Fancy tag lines aside, we have come to an age of data storage like no other in the history of information retrieval. The amount of unstructured data being created on an hourly basis is mind-boggling. This includes video, photos, documents – you name it. Both consumers and businesses alike create terabytes of data and need a place to store it.
There is no one sole approach to Big Data. Many people are tempted to save everything. And while that sounds great, the long term cost in power, cooling and support makes it a fool’s game.
EMC’s Isilon is one of the leading Big Data offerings on the market.

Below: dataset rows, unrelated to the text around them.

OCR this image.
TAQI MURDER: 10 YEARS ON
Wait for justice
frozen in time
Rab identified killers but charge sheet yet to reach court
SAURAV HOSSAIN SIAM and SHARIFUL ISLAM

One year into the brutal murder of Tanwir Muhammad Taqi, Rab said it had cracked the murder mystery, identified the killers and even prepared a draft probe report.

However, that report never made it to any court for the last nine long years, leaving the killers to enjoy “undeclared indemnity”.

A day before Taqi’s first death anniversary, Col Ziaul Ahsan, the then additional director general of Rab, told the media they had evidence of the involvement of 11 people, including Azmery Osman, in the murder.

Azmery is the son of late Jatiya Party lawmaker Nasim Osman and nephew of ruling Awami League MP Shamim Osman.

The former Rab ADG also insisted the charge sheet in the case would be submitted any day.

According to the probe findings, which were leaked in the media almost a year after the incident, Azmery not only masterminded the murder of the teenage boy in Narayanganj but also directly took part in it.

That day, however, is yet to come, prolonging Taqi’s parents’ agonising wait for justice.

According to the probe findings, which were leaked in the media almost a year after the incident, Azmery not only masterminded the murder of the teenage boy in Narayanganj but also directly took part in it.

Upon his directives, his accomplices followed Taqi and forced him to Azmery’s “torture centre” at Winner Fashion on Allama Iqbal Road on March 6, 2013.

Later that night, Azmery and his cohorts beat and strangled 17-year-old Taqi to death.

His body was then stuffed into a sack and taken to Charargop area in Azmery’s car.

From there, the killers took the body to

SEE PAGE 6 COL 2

By leveraging clustered nodes and a global namespace, Isilon has managed to capture a lion’s share of the growing market of multi-petabyte storage solutions.
With the recent addition of Clustered Data ON-TAP combined with scale-out architecture and its Distributed Content Repository solution; NetApp has also joined the Big Data parade.

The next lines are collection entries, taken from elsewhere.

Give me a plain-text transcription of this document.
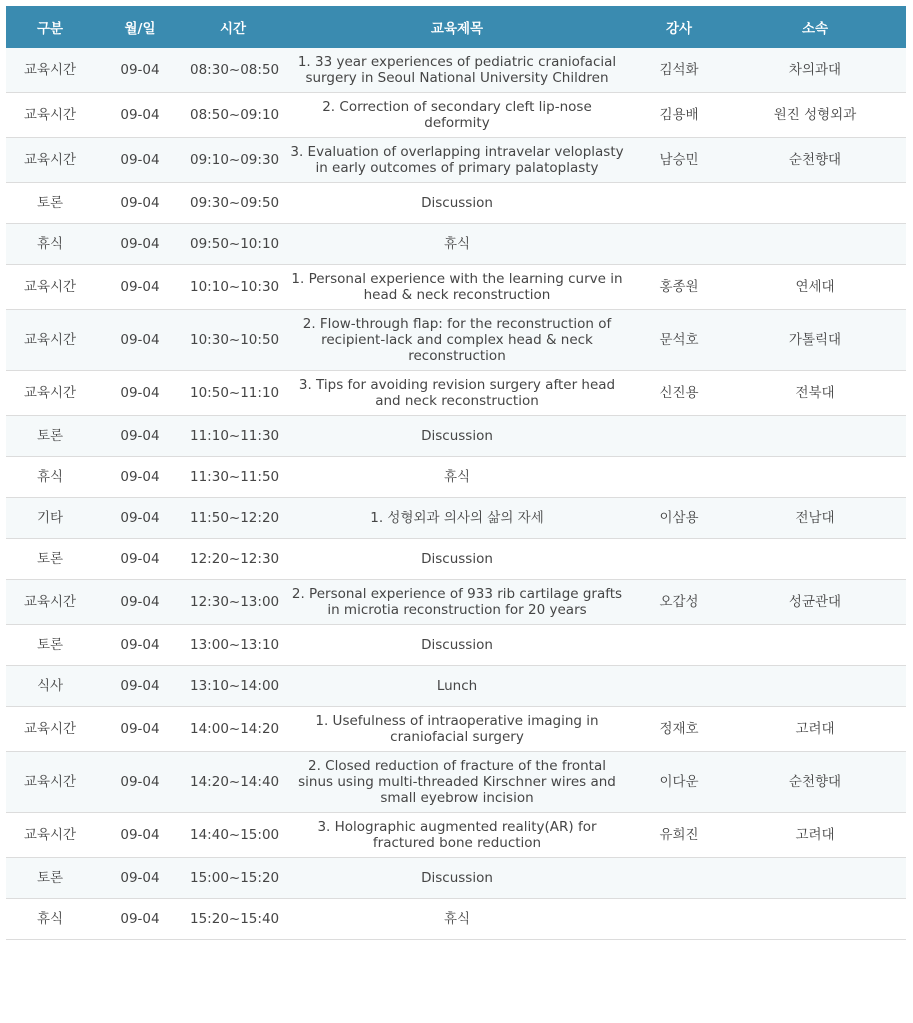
구분	월/일	시간	교육제목	강사	소속
교육시간	09-04	08:30~08:50	1. 33 year experiences of pediatric craniofacial surgery in Seoul National University Children	김석화	차의과대
교육시간	09-04	08:50~09:10	2. Correction of secondary cleft lip-nose deformity	김용배	원진 성형외과
교육시간	09-04	09:10~09:30	3. Evaluation of overlapping intravelar veloplasty in early outcomes of primary palatoplasty	남승민	순천향대
토론	09-04	09:30~09:50	Discussion		
휴식	09-04	09:50~10:10	휴식		
교육시간	09-04	10:10~10:30	1. Personal experience with the learning curve in head & neck reconstruction	홍종원	연세대
교육시간	09-04	10:30~10:50	2. Flow-through flap: for the reconstruction of recipient-lack and complex head & neck reconstruction	문석호	가톨릭대
교육시간	09-04	10:50~11:10	3. Tips for avoiding revision surgery after head and neck reconstruction	신진용	전북대
토론	09-04	11:10~11:30	Discussion		
휴식	09-04	11:30~11:50	휴식		
기타	09-04	11:50~12:20	1. 성형외과 의사의 삶의 자세	이삼용	전남대
토론	09-04	12:20~12:30	Discussion		
교육시간	09-04	12:30~13:00	2. Personal experience of 933 rib cartilage grafts in microtia reconstruction for 20 years	오갑성	성균관대
토론	09-04	13:00~13:10	Discussion		
식사	09-04	13:10~14:00	Lunch		
교육시간	09-04	14:00~14:20	1. Usefulness of intraoperative imaging in craniofacial surgery	정재호	고려대
교육시간	09-04	14:20~14:40	2. Closed reduction of fracture of the frontal sinus using multi-threaded Kirschner wires and small eyebrow incision	이다운	순천향대
교육시간	09-04	14:40~15:00	3. Holographic augmented reality(AR) for fractured bone reduction	유희진	고려대
토론	09-04	15:00~15:20	Discussion		
휴식	09-04	15:20~15:40	휴식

The business of Big Data is not just storage; it’s the business analytics behind the data that makes all this data relevant. Organizations are discovering that important predictions can be made by sorting through and analyzing Big Data. However, since 80 percent of this data is ”unstructured,” it must be formatted (or structured) in a way that makes it suitable for data mining and subsequent analysis.

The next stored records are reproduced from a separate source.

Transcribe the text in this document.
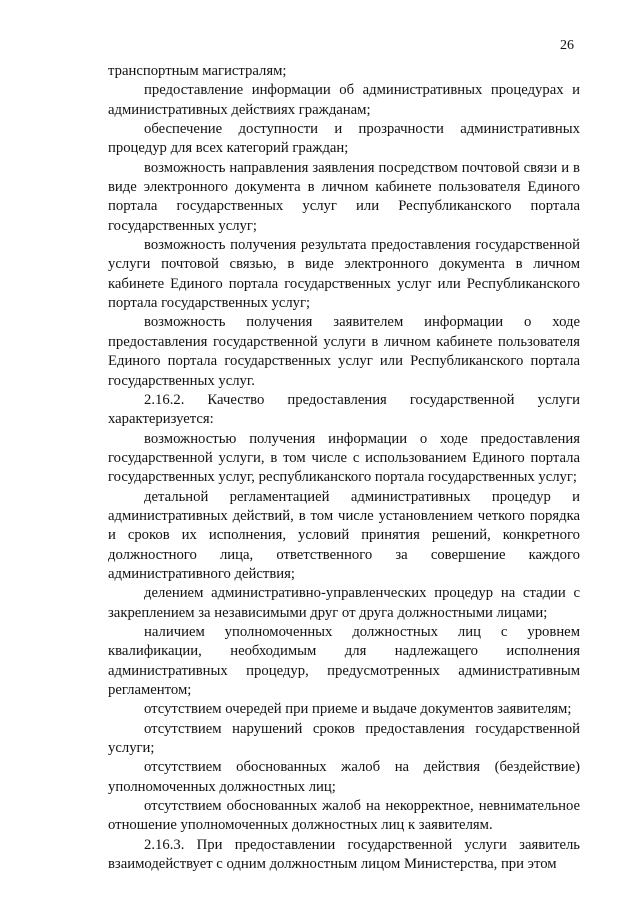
26

транспортным магистралям;

предоставление информации об административных процедурах и административных действиях гражданам;

обеспечение доступности и прозрачности административных процедур для всех категорий граждан;

возможность направления заявления посредством почтовой связи и в виде электронного документа в личном кабинете пользователя Единого портала государственных услуг или Республиканского портала государственных услуг;

возможность получения результата предоставления государственной услуги почтовой связью, в виде электронного документа в личном кабинете Единого портала государственных услуг или Республиканского портала государственных услуг;

возможность получения заявителем информации о ходе предоставления государственной услуги в личном кабинете пользователя Единого портала государственных услуг или Республиканского портала государственных услуг.

2.16.2. Качество предоставления государственной услуги характеризуется:

возможностью получения информации о ходе предоставления государственной услуги, в том числе с использованием Единого портала государственных услуг, республиканского портала государственных услуг;

детальной регламентацией административных процедур и административных действий, в том числе установлением четкого порядка и сроков их исполнения, условий принятия решений, конкретного должностного лица, ответственного за совершение каждого административного действия;

делением административно-управленческих процедур на стадии с закреплением за независимыми друг от друга должностными лицами;

наличием уполномоченных должностных лиц с уровнем квалификации, необходимым для надлежащего исполнения административных процедур, предусмотренных административным регламентом;

отсутствием очередей при приеме и выдаче документов заявителям;

отсутствием нарушений сроков предоставления государственной услуги;

отсутствием обоснованных жалоб на действия (бездействие) уполномоченных должностных лиц;

отсутствием обоснованных жалоб на некорректное, невнимательное отношение уполномоченных должностных лиц к заявителям.

2.16.3. При предоставлении государственной услуги заявитель взаимодействует с одним должностным лицом Министерства, при этом
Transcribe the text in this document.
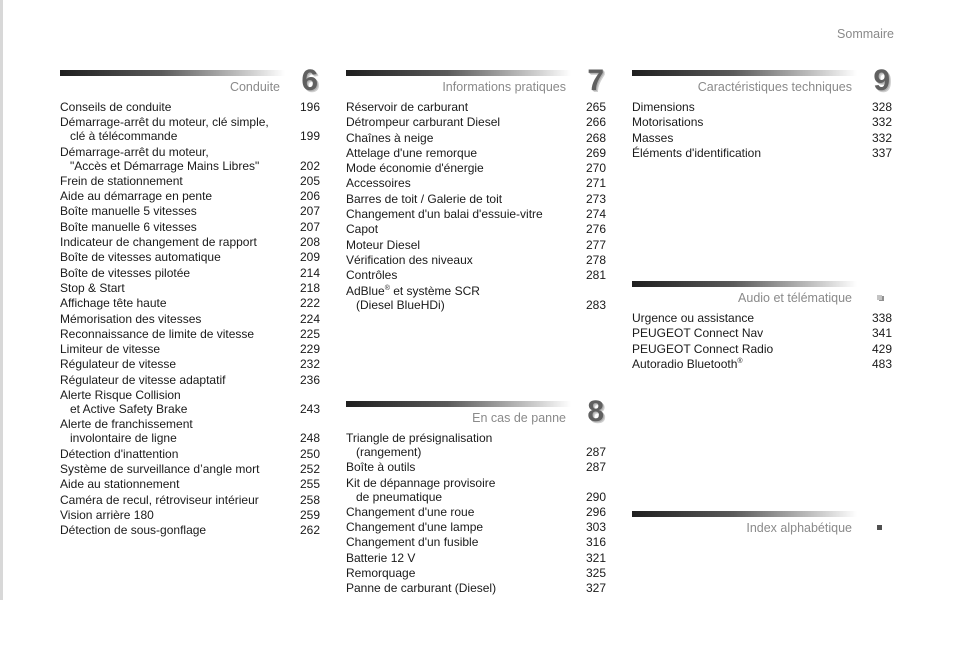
Sommaire
Conduite 6
Conseils de conduite	196
Démarrage-arrêt du moteur, clé simple,
clé à télécommande	199
Démarrage-arrêt du moteur,
"Accès et Démarrage Mains Libres"	202
Frein de stationnement	205
Aide au démarrage en pente	206
Boîte manuelle 5 vitesses	207
Boîte manuelle 6 vitesses	207
Indicateur de changement de rapport	208
Boîte de vitesses automatique	209
Boîte de vitesses pilotée	214
Stop & Start	218
Affichage tête haute	222
Mémorisation des vitesses	224
Reconnaissance de limite de vitesse	225
Limiteur de vitesse	229
Régulateur de vitesse	232
Régulateur de vitesse adaptatif	236
Alerte Risque Collision
et Active Safety Brake	243
Alerte de franchissement
involontaire de ligne	248
Détection d'inattention	250
Système de surveillance d’angle mort	252
Aide au stationnement	255
Caméra de recul, rétroviseur intérieur	258
Vision arrière 180	259
Détection de sous-gonflage	262
Informations pratiques 7
Réservoir de carburant	265
Détrompeur carburant Diesel	266
Chaînes à neige	268
Attelage d'une remorque	269
Mode économie d'énergie	270
Accessoires	271
Barres de toit / Galerie de toit	273
Changement d'un balai d'essuie-vitre	274
Capot	276
Moteur Diesel	277
Vérification des niveaux	278
Contrôles	281
AdBlue® et système SCR
(Diesel BlueHDi)	283
En cas de panne 8
Triangle de présignalisation
(rangement)	287
Boîte à outils	287
Kit de dépannage provisoire
de pneumatique	290
Changement d'une roue	296
Changement d'une lampe	303
Changement d'un fusible	316
Batterie 12 V	321
Remorquage	325
Panne de carburant (Diesel)	327
Caractéristiques techniques 9
Dimensions	328
Motorisations	332
Masses	332
Éléments d'identification	337
Audio et télématique
Urgence ou assistance	338
PEUGEOT Connect Nav	341
PEUGEOT Connect Radio	429
Autoradio Bluetooth®	483
Index alphabétique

As a solution, many large organizations are turning to Apache Hadoop – an open-source software framework for storage and large scale processing of data-sets – as the core platform for structuring Big Data. Hadoop solves the problem of making Big Data useful for analytics purposes.
Where the big change in architecture will really hit home is with the move away from traditional file-based storage paradigms, to the use of object-based storage. That will allow for much larger data sets, without the legacy burden of traditional file system metadata shortcomings.
File-based systems, like network-attached storage (NAS) units, manage access and permissions using inodes. These inodes store information about files and directories, including the block location of the files, but have no awareness of the file names or contents of those files.
Object storage uses containers, known as objects, which are organized in a flat address space. Each object can hold multiple levels of system and user generated identifiers and meta-data. When it comes to managing several petabytes of data and billions of objects, it’s obvious that the hierarchical file systems we have used in the past will no longer be a reliable method for information retrieval.